Les gamins semblèrent croire ses mots. Je poussai un soupir de soulagement.
« …Bon, tout le monde. Aujourd'hui, j'ai apporté de délicieuses friandises. Allez faire la queue devant Tanya. »
« Des friandises ! »
Tous les gamins se ruèrent vers Tanya joyeusement.
« …Minae. »
« O-oui ? »
« …Merci. »
« Pas du tout. Je m'excuse pour mon manque de manners. S'il vous plaît, ne blâmez pas les enfants. Si vous voulez punir quelqu'un, punissez-moi. »
Lady Iris baissa la tête, l'air confuse.
« Pourquoi vous punirais-je ? Vous m'avez rendue si heureuse ! »
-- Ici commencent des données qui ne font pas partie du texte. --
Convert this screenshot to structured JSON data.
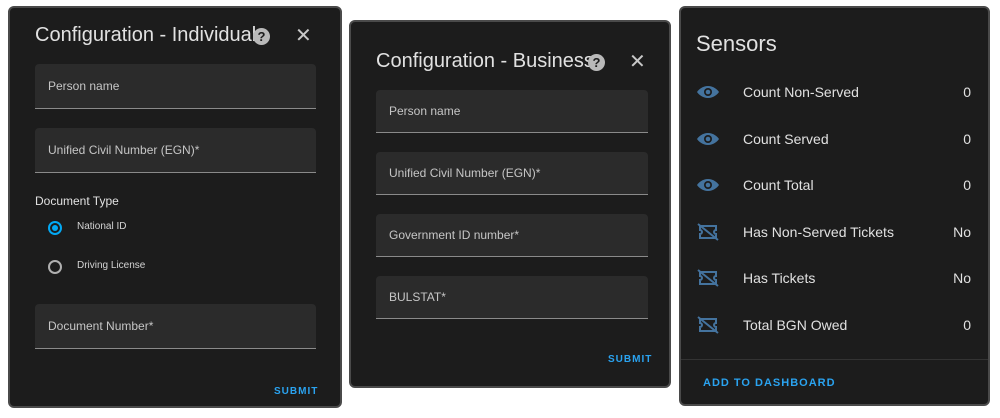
{
  "individual": {
    "title": "Configuration - Individual",
    "help_icon": "?",
    "close_icon": "✕",
    "fields": {
      "person_name": "Person name",
      "egn": "Unified Civil Number (EGN)*",
      "document_number": "Document Number*"
    },
    "document_type": {
      "label": "Document Type",
      "options": [
        {
          "label": "National ID",
          "selected": true
        },
        {
          "label": "Driving License",
          "selected": false
        }
      ]
    },
    "submit": "SUBMIT"
  },
  "business": {
    "title": "Configuration - Business",
    "help_icon": "?",
    "close_icon": "✕",
    "fields": {
      "person_name": "Person name",
      "egn": "Unified Civil Number (EGN)*",
      "gov_id": "Government ID number*",
      "bulstat": "BULSTAT*"
    },
    "submit": "SUBMIT"
  },
  "sensors": {
    "title": "Sensors",
    "items": [
      {
        "icon": "eye-icon",
        "name": "Count Non-Served",
        "value": "0"
      },
      {
        "icon": "eye-icon",
        "name": "Count Served",
        "value": "0"
      },
      {
        "icon": "eye-icon",
        "name": "Count Total",
        "value": "0"
      },
      {
        "icon": "ticket-off-icon",
        "name": "Has Non-Served Tickets",
        "value": "No"
      },
      {
        "icon": "ticket-off-icon",
        "name": "Has Tickets",
        "value": "No"
      },
      {
        "icon": "ticket-off-icon",
        "name": "Total BGN Owed",
        "value": "0"
      }
    ],
    "action": "ADD TO DASHBOARD"
  },
  "colors": {
    "accent": "#03a9f4",
    "icon": "#44739e",
    "card": "#1c1c1c",
    "field": "#2b2b2b"
  }
}
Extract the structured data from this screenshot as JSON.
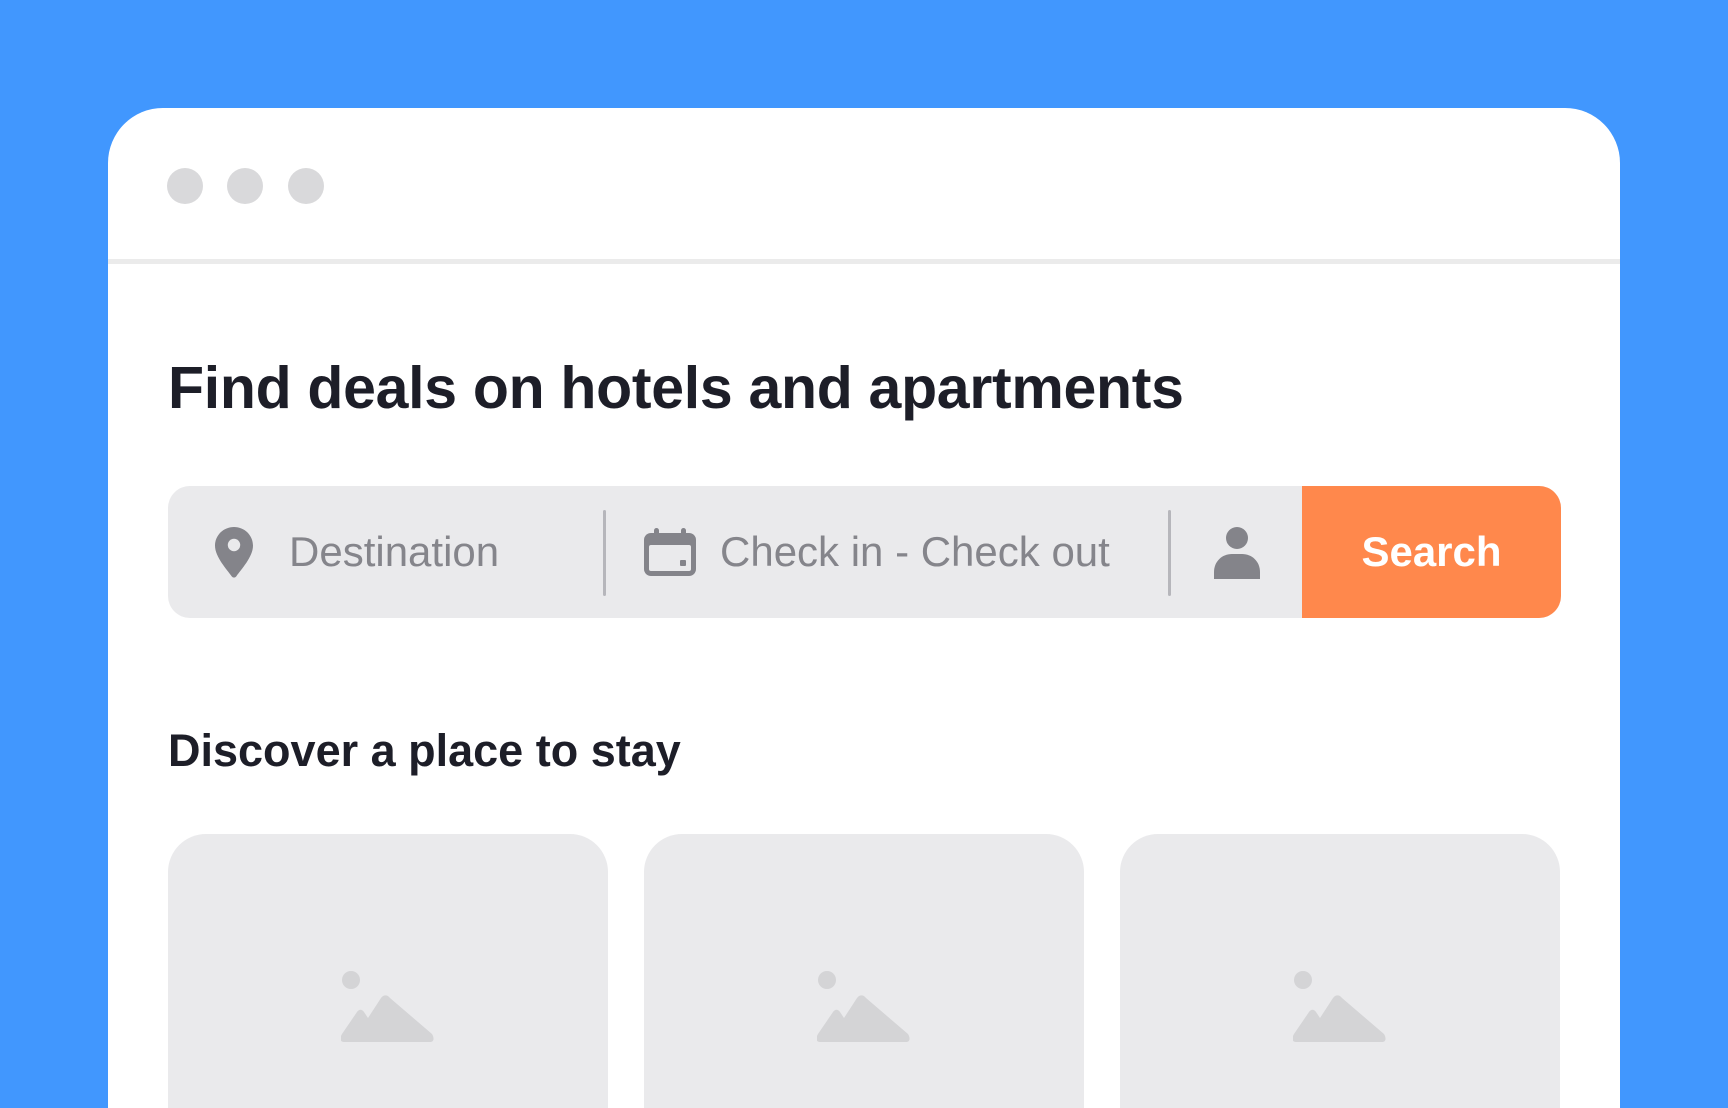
{
  "window": {
    "controls": [
      "window-dot",
      "window-dot",
      "window-dot"
    ]
  },
  "hero": {
    "title": "Find deals on hotels and apartments"
  },
  "search": {
    "destination_placeholder": "Destination",
    "dates_placeholder": "Check in - Check out",
    "guests_icon": "person-icon",
    "destination_icon": "location-pin-icon",
    "dates_icon": "calendar-icon",
    "button_label": "Search"
  },
  "discover": {
    "title": "Discover a place to stay",
    "cards": [
      {
        "image_icon": "image-placeholder-icon"
      },
      {
        "image_icon": "image-placeholder-icon"
      },
      {
        "image_icon": "image-placeholder-icon"
      }
    ]
  },
  "colors": {
    "background": "#4197fe",
    "accent": "#ff884c",
    "field_background": "#eaeaec",
    "heading": "#1d1e28",
    "placeholder": "#85858b"
  }
}
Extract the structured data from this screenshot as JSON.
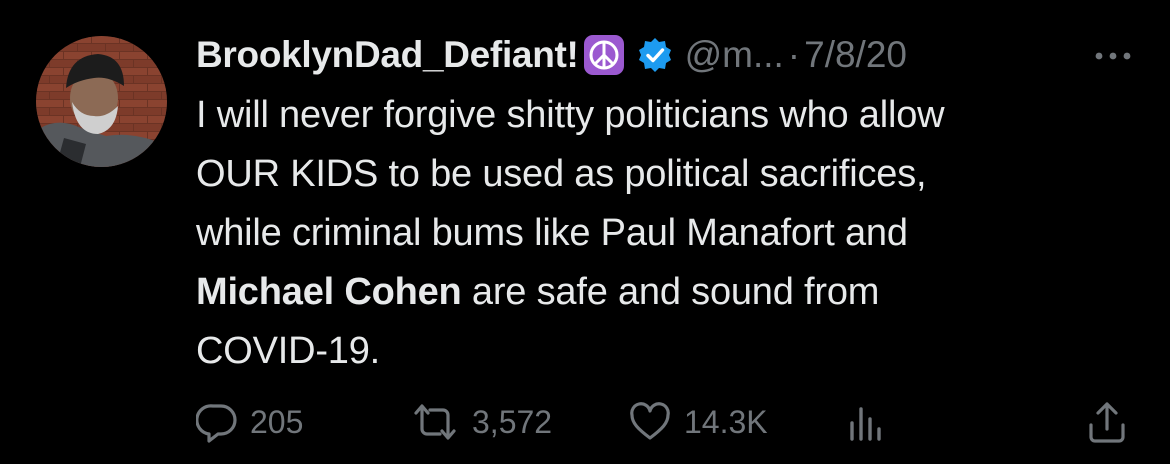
{
  "tweet": {
    "display_name": "BrooklynDad_Defiant!",
    "name_emoji": "peace-symbol",
    "verified": true,
    "handle": "@m...",
    "separator": "·",
    "date": "7/8/20",
    "body": {
      "line1": "I will never forgive shitty politicians who allow",
      "line2": "OUR KIDS to be used as political sacrifices,",
      "line3": "while criminal bums like Paul Manafort and",
      "line4_bold": "Michael Cohen",
      "line4_rest": " are safe and sound from",
      "line5": "COVID-19."
    },
    "actions": {
      "replies": "205",
      "retweets": "3,572",
      "likes": "14.3K"
    }
  },
  "colors": {
    "background": "#000000",
    "text_primary": "#e7e9ea",
    "text_secondary": "#71767b",
    "verified_badge": "#1d9bf0",
    "peace_emoji_bg": "#9b59d0"
  },
  "icons": [
    "more-icon",
    "verified-badge-icon",
    "peace-emoji-icon",
    "reply-icon",
    "retweet-icon",
    "like-icon",
    "views-icon",
    "share-icon"
  ]
}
Heh… Lady Iris essuya ses larmes avec un sourire sur le visage.
« …Une fois que j'aurai fini mon travail actuel, je devrai envisager de sortir à nouveau pour rendre visite ! »
Ses mots me firent d'abord baisser la tête, mais bientôt je compris ce qu'elle disait et souris.
« Tout le monde attendra ce jour avec impatience. »
Oui. Il fallait qu'on répande nos sourires jusqu'à Lady Iris.